Mr Darcy had been a regular caller, every day, for the last ten. He had dined at Longbourn for five of them. Mr Bingley had, as predicted, immediately returned to Netherfield and promptly reopened the house, at which point he had moved from The George and joined his friend in the calls. Mrs Bennet waited daily, with increasing impatience, for an announcement of betrothals.

Elizabeth could admit that she waited too.

“It is amazing, is it not? A couple of weeks ago, I hated Mr Darcy, and now I stand at our drawing room window like an eager puppy, looking for any sign of his appearance,” she said drily to her sister.

Jane smiled; she was smiling more often and more widely these days, and it only added to her great beauty.

“I do not think you hated him, Lizzy,” she chided gently, not willing to ascribe any faults to a most beloved sister. “You did not know him well enough to hate him, and had been misinformed of his character.”

“You mean, I listened to ill-natured gossip from a stranger, a relative stranger, and provided him with more of it.” Really, it was amazing how easily Darcy had forgiven her for herculpability. Thankfully, Mr Wickham had utterly disappeared from these parts, and good riddance.

“I think that whatever your feelings of the past, they are vastly different now.”

Elizabeth found her own smile, the one thoughts of her former belief in Mr Wickham’s lies had chased away.

“They are indeed.”

“Do not you find him…somewhat…intimidating?” Jane asked.

“Not at all. I have found that his usual sober expressions seldom reveal anything he is really thinking. Besides, how can anyone be intimidated by a man who would rush into a church, hatless and sopping wet, to try to stop the wedding of the wrong bride? That loss of dignity is not easily forgotten.”

“Oh, Lizzy, surely you do not tease him over that?”

Elizabeth laughed. “You are wrong, dear sister, if you believe that Mr Darcy does not enjoy a bit of teasing.”

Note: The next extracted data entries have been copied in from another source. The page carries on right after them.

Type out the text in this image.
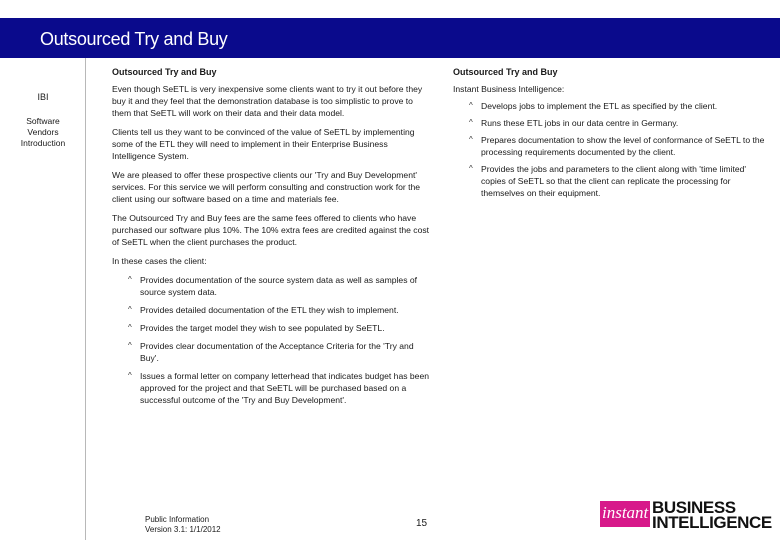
Outsourced Try and Buy
IBI
Software
Vendors
Introduction
Outsourced Try and Buy
Even though SeETL is very inexpensive some clients want to try it out before they buy it and they feel that the demonstration database is too simplistic to prove to them that SeETL will work on their data and their data model.
Clients tell us they want to be convinced of the value of SeETL by implementing some of the ETL they will need to implement in their Enterprise Business Intelligence System.
We are pleased to offer these prospective clients our 'Try and Buy Development' services. For this service we will perform consulting and construction work for the client using our software based on a time and materials fee.
The Outsourced Try and Buy fees are the same fees offered to clients who have purchased our software plus 10%. The 10% extra fees are credited against the cost of SeETL when the client purchases the product.
In these cases the client:
^ Provides documentation of the source system data as well as samples of source system data.
^ Provides detailed documentation of the ETL they wish to implement.
^ Provides the target model they wish to see populated by SeETL.
^ Provides clear documentation of the Acceptance Criteria for the 'Try and Buy'.
^ Issues a formal letter on company letterhead that indicates budget has been approved for the project and that SeETL will be purchased based on a successful outcome of the 'Try and Buy Development'.
Outsourced Try and Buy
Instant Business Intelligence:
^ Develops jobs to implement the ETL as specified by the client.
^ Runs these ETL jobs in our data centre in Germany.
^ Prepares documentation to show the level of conformance of SeETL to the processing requirements documented by the client.
^ Provides the jobs and parameters to the client along with 'time limited' copies of SeETL so that the client can replicate the processing for themselves on their equipment.
Public Information
Version 3.1: 1/1/2012
15
instant BUSINESS
INTELLIGENCE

Jane’s brows rose, but then she smiled. “What I think is that there is nothing you could say that he does not like.”

It was probably true.

Astonishing, that such a man as he had decided, somehow, to love an impertinent country miss; at first, however, she had only agreed that he could call due to his obvious embarrassment. It was undeniably flattering, to have attracted such attention from him.